Happy Halloween, Friends!
Over the past week, I‘ve read about several people who have fallen victim to this Invoice Scam and paid over $4000 collectively.
Here is what you need to know:
What happens?
You receive an email with an invoice that does come from PayPal:
Why do people fall for this?
As always, the first thing to check for with any email is the sender’s email address.
In a blatant scam, the friendly name will usually be “PayPal,” but if you hover over the sender’s name or click on more info, the actual email address is revealed, which is typically some random @Gmail address.
HOWEVER…
In this case, the sender’s email address is from PayPal!
It is not a spoofed or a fake email address.
The email is formatted precisely like a standard PayPal invoice. It even has the PayPal warning: “You don’t have any payments with this seller in the last year”
What are the Red Flags?
The first Red Flag is the To field.
They used the TO field as a “subject line,” when you look at the information, it reveals someone’s email address.
This means that the email was sent to a large group of people, and you happened to be BCC (blind carbon copied) on it.
In other words, it was not sent just to you, which is NOT how the PayPal invoice system works.
The next Red Flag is this comment: “Don’t recognize the seller?
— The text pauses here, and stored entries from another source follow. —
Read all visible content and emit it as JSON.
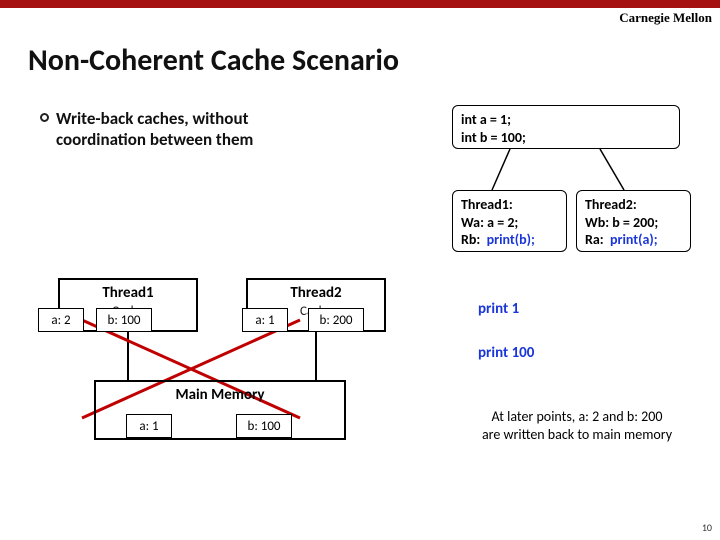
{
  "brand": "Carnegie Mellon",
  "title": "Non-Coherent Cache Scenario",
  "bullet": {
    "line1": "Write-back caches, without",
    "line2": "coordination between them"
  },
  "init": {
    "l1": "int a = 1;",
    "l2": "int b = 100;"
  },
  "thread1": {
    "name": "Thread1:",
    "wa": "Wa:  a = 2;",
    "rb_lbl": "Rb:",
    "rb_call": "print(b);"
  },
  "thread2": {
    "name": "Thread2:",
    "wb": "Wb:  b = 200;",
    "ra_lbl": "Ra:",
    "ra_call": "print(a);"
  },
  "cache1": {
    "label": "Thread1",
    "sub": "Cache",
    "a": "a: 2",
    "b": "b: 100"
  },
  "cache2": {
    "label": "Thread2",
    "sub": "Cache",
    "a": "a: 1",
    "b": "b: 200"
  },
  "mainmem": {
    "label": "Main Memory",
    "a": "a: 1",
    "b": "b: 100"
  },
  "print1": "print 1",
  "print2": "print 100",
  "note": {
    "l1": "At later points, a: 2 and b: 200",
    "l2": "are written back to main memory"
  },
  "pagenum": "10"
}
Please contact us immediately at +1(888) 316-0467. If you do not reach out, we will proceed with the transaction. “
While it looks fine, that is not PayPal’s number, which is written under the “Notes from Seller” section.
When you create an invoice in PayPal, there is a section where you, as the seller, can leave a comment to the recipient, such as “Thank you for your business,” “See you again,” or any free-form text.
The scammers use this section to add their notes to call them and scare you into thinking the transaction will proceed.
How is it being sent from PayPal?
Scammers create fake invoices on the PayPal system, hoping people will see an invoice from it, view it, and make the payment.
They hope you call their “support number” to report the scam so that they will manipulate you into giving them access to your account. Don’t underestimate their social engineering skills.
They also hope to reach enough people and that the amounts are small enough to be instantly paid without needing approval or authorization. This happens often.
This scam works—a man was arrested after he sent fake invoices to Facebook and Google, which paid over $100 Million!
Read that here: NPR – Man pleads guilty to phishing scheme
What should you do?
SIMPLE!
Don’t click on the View Invoice button.
Just delete the email.
Keep safe out there; happy Halloween!!!